Geomagnetism includes all the phenomena related to the earth's magnetic field.
The Earth has a complex magnetic field that varies in space and time and that protects the atmosphere and life on Earth from the harmful effects of solar wind and cosmic rays. Without it the Earth's atmosphere would be blown away just as the solar wind produces comets' tails. The charged particles emitted by the Sun and cosmic rays would prevent complex life from developing. The most spectacular phenomenon associated with geomagnetism is the polar aurora.

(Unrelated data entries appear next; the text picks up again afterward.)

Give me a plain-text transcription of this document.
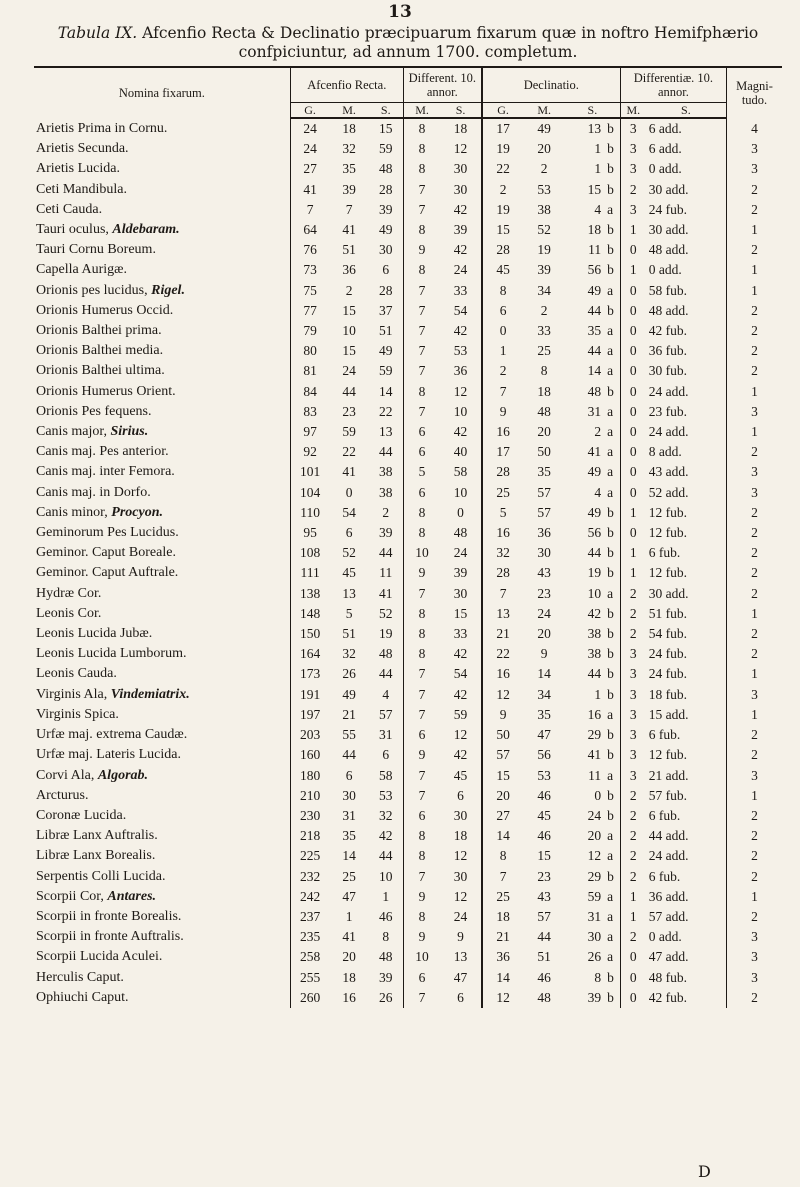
13
Tabula IX. Afcenfio Recta & Declinatio præcipuarum fixarum quæ in noftro Hemifphærio
confpiciuntur, ad annum 1700. completum.
Nomina fixarum.	Afcenfio Recta.			Different. 10. annor.		Declinatio.				Differentiæ. 10. annor.		Magni-tudo.
	G.	M.	S.	M.	S.	G.	M.	S.		M.	S.	
Arietis Prima in Cornu.	24	18	15	8	18	17	49	13	b	3	6 add.	4
Arietis Secunda.	24	32	59	8	12	19	20	1	b	3	6 add.	3
Arietis Lucida.	27	35	48	8	30	22	2	1	b	3	0 add.	3
Ceti Mandibula.	41	39	28	7	30	2	53	15	b	2	30 add.	2
Ceti Cauda.	7	7	39	7	42	19	38	4	a	3	24 fub.	2
Tauri oculus, Aldebaram.	64	41	49	8	39	15	52	18	b	1	30 add.	1
Tauri Cornu Boreum.	76	51	30	9	42	28	19	11	b	0	48 add.	2
Capella Aurigæ.	73	36	6	8	24	45	39	56	b	1	0 add.	1
Orionis pes lucidus, Rigel.	75	2	28	7	33	8	34	49	a	0	58 fub.	1
Orionis Humerus Occid.	77	15	37	7	54	6	2	44	b	0	48 add.	2
Orionis Balthei prima.	79	10	51	7	42	0	33	35	a	0	42 fub.	2
Orionis Balthei media.	80	15	49	7	53	1	25	44	a	0	36 fub.	2
Orionis Balthei ultima.	81	24	59	7	36	2	8	14	a	0	30 fub.	2
Orionis Humerus Orient.	84	44	14	8	12	7	18	48	b	0	24 add.	1
Orionis Pes fequens.	83	23	22	7	10	9	48	31	a	0	23 fub.	3
Canis major, Sirius.	97	59	13	6	42	16	20	2	a	0	24 add.	1
Canis maj. Pes anterior.	92	22	44	6	40	17	50	41	a	0	8 add.	2
Canis maj. inter Femora.	101	41	38	5	58	28	35	49	a	0	43 add.	3
Canis maj. in Dorfo.	104	0	38	6	10	25	57	4	a	0	52 add.	3
Canis minor, Procyon.	110	54	2	8	0	5	57	49	b	1	12 fub.	2
Geminorum Pes Lucidus.	95	6	39	8	48	16	36	56	b	0	12 fub.	2
Geminor. Caput Boreale.	108	52	44	10	24	32	30	44	b	1	6 fub.	2
Geminor. Caput Auftrale.	111	45	11	9	39	28	43	19	b	1	12 fub.	2
Hydræ Cor.	138	13	41	7	30	7	23	10	a	2	30 add.	2
Leonis Cor.	148	5	52	8	15	13	24	42	b	2	51 fub.	1
Leonis Lucida Jubæ.	150	51	19	8	33	21	20	38	b	2	54 fub.	2
Leonis Lucida Lumborum.	164	32	48	8	42	22	9	38	b	3	24 fub.	2
Leonis Cauda.	173	26	44	7	54	16	14	44	b	3	24 fub.	1
Virginis Ala, Vindemiatrix.	191	49	4	7	42	12	34	1	b	3	18 fub.	3
Virginis Spica.	197	21	57	7	59	9	35	16	a	3	15 add.	1
Urfæ maj. extrema Caudæ.	203	55	31	6	12	50	47	29	b	3	6 fub.	2
Urfæ maj. Lateris Lucida.	160	44	6	9	42	57	56	41	b	3	12 fub.	2
Corvi Ala, Algorab.	180	6	58	7	45	15	53	11	a	3	21 add.	3
Arcturus.	210	30	53	7	6	20	46	0	b	2	57 fub.	1
Coronæ Lucida.	230	31	32	6	30	27	45	24	b	2	6 fub.	2
Libræ Lanx Auftralis.	218	35	42	8	18	14	46	20	a	2	44 add.	2
Libræ Lanx Borealis.	225	14	44	8	12	8	15	12	a	2	24 add.	2
Serpentis Colli Lucida.	232	25	10	7	30	7	23	29	b	2	6 fub.	2
Scorpii Cor, Antares.	242	47	1	9	12	25	43	59	a	1	36 add.	1
Scorpii in fronte Borealis.	237	1	46	8	24	18	57	31	a	1	57 add.	2
Scorpii in fronte Auftralis.	235	41	8	9	9	21	44	30	a	2	0 add.	3
Scorpii Lucida Aculei.	258	20	48	10	13	36	51	26	a	0	47 add.	3
Herculis Caput.	255	18	39	6	47	14	46	8	b	0	48 fub.	3
Ophiuchi Caput.	260	16	26	7	6	12	48	39	b	0	42 fub.	2
D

Aurora Borealis (Credit: Gilles Boutin).
The magnetic field produced by the planet makes up what we call the magnetosphere. In addition to the dipolar field, which is relatively stable but which inverts periodically, there is a more complex fluctuating component that depends on the Sun's activity and the convection currents inside the Earth's core. We have good reason to suppose that the origin of the Earth's magnetic field lies in the fluid part of the core composed of an iron-nickel alloy. A process called the dynamo effect is said to be at work.
Inverting periodically, the fossilizing of the magnetic field in lava and sediments containing iron particles has been, and still is, a valuable indicator of the movements of tectonic plates in the course of the geological history of the planet. The discovery and above all the establishing of the tectonic plate theory owe a lot to the study of geomagnetism and the associated magnetic inversions.
The nature of the materials making up the Earth's crust influences the Earth’s local magnetic field. We can use this effect for geophysical prospecting and to study the processes and structures related to volcanism.